Meeting, in the vineyards, with Marcantonio. The artist-designer created the site-specific installation Ad Naturam for the Masciarelli winery, excellence of the Abruzzo wine culture, and a label for the limited edition of his iconic wine. Ode to nature

Interviewing the harvest. Between a stroke of the shear and a tasting of Montepulciano grapes (which will give life to a wine celebrated and exported all over the world) Marcantonio talks about his contribution to the Masciarelli Art Project.

A gentle invasion of small works in the ancient Castello di Semivicoli, perched on the hills overlooking the Maiella, in the province of Chieti. His words exude love and respect for nature.
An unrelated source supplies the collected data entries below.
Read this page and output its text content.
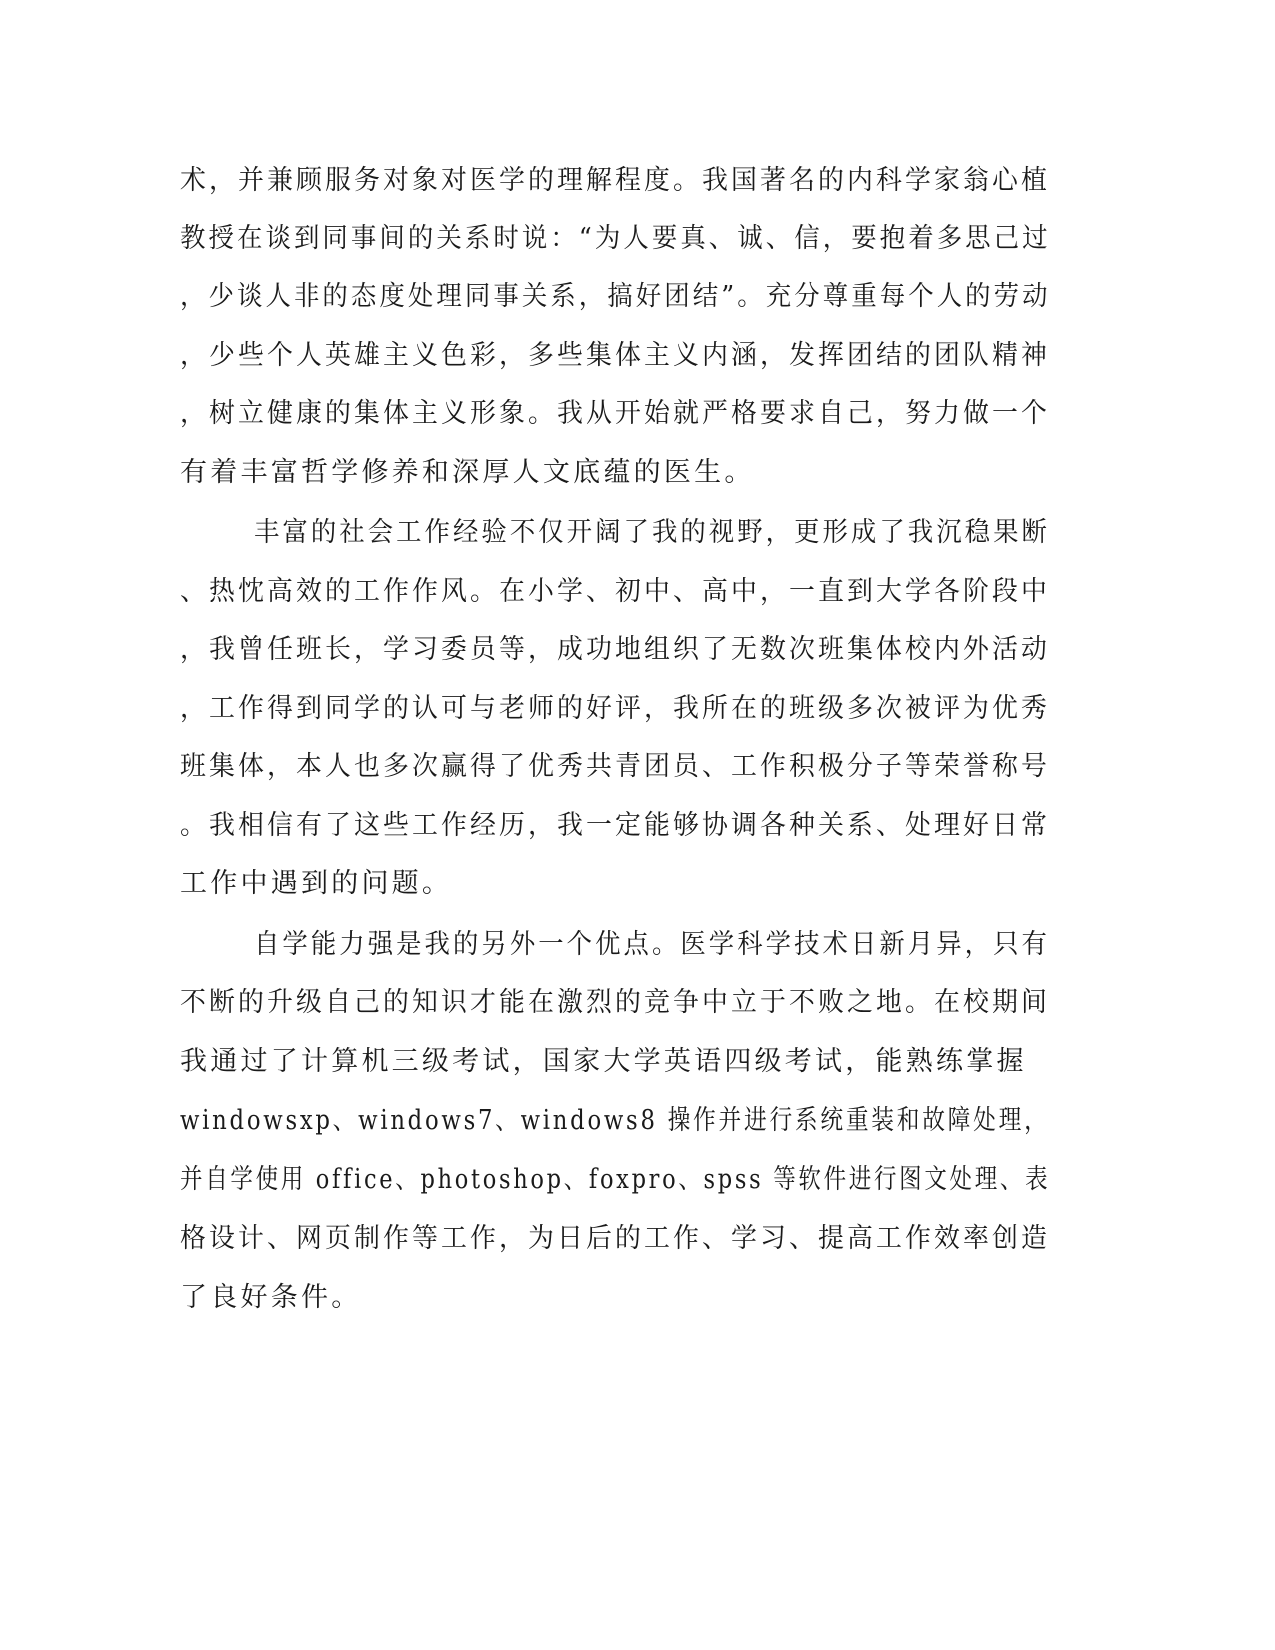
术，并兼顾服务对象对医学的理解程度。我国著名的内科学家翁心植
教授在谈到同事间的关系时说：“为人要真、诚、信，要抱着多思己过
，少谈人非的态度处理同事关系，搞好团结”。充分尊重每个人的劳动
，少些个人英雄主义色彩，多些集体主义内涵，发挥团结的团队精神
，树立健康的集体主义形象。我从开始就严格要求自己，努力做一个
有着丰富哲学修养和深厚人文底蕴的医生。
丰富的社会工作经验不仅开阔了我的视野，更形成了我沉稳果断
、热忱高效的工作作风。在小学、初中、高中，一直到大学各阶段中
，我曾任班长，学习委员等，成功地组织了无数次班集体校内外活动
，工作得到同学的认可与老师的好评，我所在的班级多次被评为优秀
班集体，本人也多次赢得了优秀共青团员、工作积极分子等荣誉称号
。我相信有了这些工作经历，我一定能够协调各种关系、处理好日常
工作中遇到的问题。
自学能力强是我的另外一个优点。医学科学技术日新月异，只有
不断的升级自己的知识才能在激烈的竞争中立于不败之地。在校期间
我通过了计算机三级考试，国家大学英语四级考试，能熟练掌握
windowsxp、windows7、windows8 操作并进行系统重装和故障处理，
并自学使用 office、photoshop、foxpro、spss 等软件进行图文处理、表
格设计、网页制作等工作，为日后的工作、学习、提高工作效率创造
了良好条件。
That he, with a ' calm exuberance from 'romagnolo zen' (ipse dixit), transforms poetically into art and design.

How was the collaboration for Masciarelli Art Project born?

I was invited to the Castello di Semivicoli by Marina Cvetic and Miriam Lee Masciarelli (today at the helm of the winery, respectively wife and daughter of Gianni Masciarelli, prematurely deceased pioneer of Abruzzo viticulture modern, ed) for the second edition of their project of residences of artist, with the intention of leaving a site specific work .

The inspiration was immediate, in two days I developed the idea. I immediately perceived genuineness, tradition, an honest relationship with the land and viticulture. I said to myself: nature is the protagonist here, I can't do a invasive work, I don't want to add anything dystonic.

What is the concept of the ’ installation Ad Naturam?

Wandering around the vineyards and the cellar, they told me how minor but fundamental characters intervene in the production of wine. Like the ladybug, an insect friend of the winemaker, because it feeds on the parasites of the vine. The wonder of such an elegant, silent, orderly nature a, I could reproduce it, I thought, without being too loud. From there the idea of creating life-size brass casting to be set in the castle, on the objects, on the furniture, on the walls, on the benches in the garden.

A gentle invasion. Four subjects: the ladybird, the snail, because she is patient and works slowly, the ape which represents industriousness, the sprout, a symbol of life. I produced 400 microfusions with goldsmith techniques, distributed almost imperceptibly to a distracted eye. The rooms of the castle exude history, the furnishings have the patina of time, the materials are opaque, the plaster stained, the wood cracked; the insertion of gold micro objects of jewelery creates a supermodern contrast.

Nature and the animal world are your constant design reference. Why?

I think that beauty happens when you recognize yourself, and I recognize myself in nature. It's good for me. I see life in organic forms, branches remind me of veins. People tend to differentiate between man and nature. Yet we are the maximum expression of it, and we are dissociating from it. It is a theme that I hear a lot. I feel the physical need to surround myself with natural subjects to feel better, even if they are fake.

It's a bit the dynamics of children's fairy tales with animals as protagonists: in a metaphorical key everything becomes more understandable, you listen more to the heart, you are more sensitive to intuitions, you are more relaxed. I tell stories with animals starting with the monkey (Monkey Lamp by Seletti) because we are the monkey , it embodies the ' idea of ' evolution bringing the light. The creatures I draw, from mice to giraffes, are ideal, not hyper-realistic, representations; they are easy to read because they are idealized and elegant, as in classic art.

On an almost pathological level (laughs), I'm interested in the concept of identity: mine and the reality of things. Digging, going backwards in the why of my emotions, I arrive and stop at nature in its meaning of evolution, at the question "where do we come from"? Hence the monkey.

Do you consider yourself more of a designer or artist?

I find it very hard to define myself as an artist, because I have too much respect for art. The gestation of a project is very painful for me, I am a perfectionist: in a finished object I see the effort made to create it or the perfection not reached. And these are torments more as an artist than as a designer. I have my own production of unique pieces or limited editions that sees me conversing directly with collectors, but at the same time I also carry on many collaborations with companies, including Qeeboo, Seletti, Natuzzi, Horm.

Who are your reference designers?

I fell in love with design seeing the works of Ingo Maurer. They are not objects, it is functional poetry. That was the spark. But I also look at Fish and Munari. I've always needed poetry, even nonsense, bordering on the conceptual.